End-to-end, message-level security for IBM MQ environments
IBM® MQ Advanced Message Security extends the security features available in IBM MQ by providing end-to-end message-level security through signing and encryption. It can help ensure the integrity and privacy of all messages, even when they are at rest in queues. IBM MQ Advanced Message Security enables enterprise-wide, remote management of security polices and can be deployed to existing production environments without changes to existing IBM MQ applications.
IBM MQ Advanced Message Security is available as a separate entitlement or through IBM MQ Advanced.
IBM MQ Advanced Message Security includes:
- End-to-end, message-level security that offers data protection for your point-to-point messaging infrastructure.
- Data encryption and authentication that provides security-rich data transport throughout the messaging cycle.
- Centralized policy capabilities that help enforce message security standards and aid compliance.
- Integration with IBM MQ and other products for easy use with your existing messaging backbone.
End-to-end, message-level security
- Provides application-level, end-to-end data protection for your point-to- point messaging infrastructure, using either encryption or digital signing of messages.
- Supports Hardware Security Modules (HSM) for tamper-proof key storage.
- Uses data encryption, authorization policies and authentication with digital signatures.
- Allows security at the message level, instead of at the queue or connection level.
- Uses public key infrastructure (PKI) technology to provide authentication, authorization, confidentiality and data integrity services.
Data encryption and authentication
- Encrypt messages at the point of inception and keep them encrypted and unable to be modified until they reach their final destination.
- Strengthen data privacy by prohibiting messages from being read in plain text, including in memory, in data queues, in log files and in trace processes.
- Work with message headers in plain text for proper routing by the queue manager.
- Decrypt and authenticate messages only at their final, authorized destination.
- Use digital signatures to verify message origin and integrity.
Centralized policy capabilities
- Provide centralized, remote management of message security policies for mainframe and distributed servers.
- Enable administrators to specify a range of messaging restrictions, such as authorizing signers and recipients of messages on specific queues.
- Manage and enforce messaging policies using the graphical IBM MQ Explorer tool or command line tools.
- Configure message-level security policies that assist with your auditing and compliance requirements.
- Comprehensive security without writing complex security code or modifying or recompiling existing applications.
Integration with IBM MQ and other products
- Integrates with existing IBM MQ, IBM MQ Managed File Transfer and IBM Integration Bus deployments and applications for additional security.

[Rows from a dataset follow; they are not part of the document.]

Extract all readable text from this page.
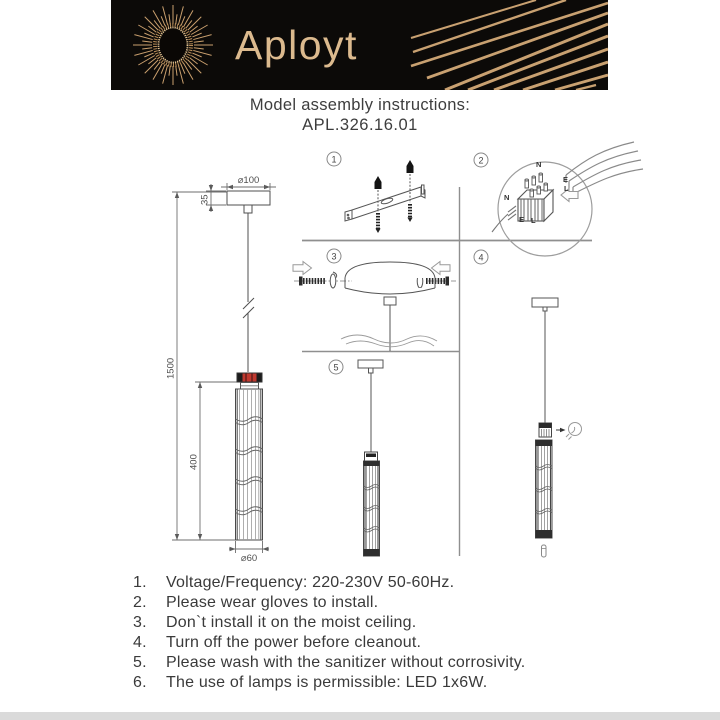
Aployt
Model assembly instructions:
APL.326.16.01
⌀100
35
1500
400
⌀60
1	2
3	4
5
N
E
L
N
E L
1.	Voltage/Frequency: 220-230V 50-60Hz.
2.	Please wear gloves to install.
3.	Don`t install it on the moist ceiling.
4.	Turn off the power before cleanout.
5.	Please wash with the sanitizer without corrosivity.
6.	The use of lamps is permissible: LED 1x6W.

- Built-in to IBM MQ, eliminating the need for a separate product installation.
- Integrates with IBM MQ Managed File Transfer, providing an end-to-end secure messaging solution for file contents.
- Speeds deployment by eliminating the need for additional servers, daemon processes or changes to existing applications.
- Eliminates complex, time-consuming configuration often required with additional security management systems.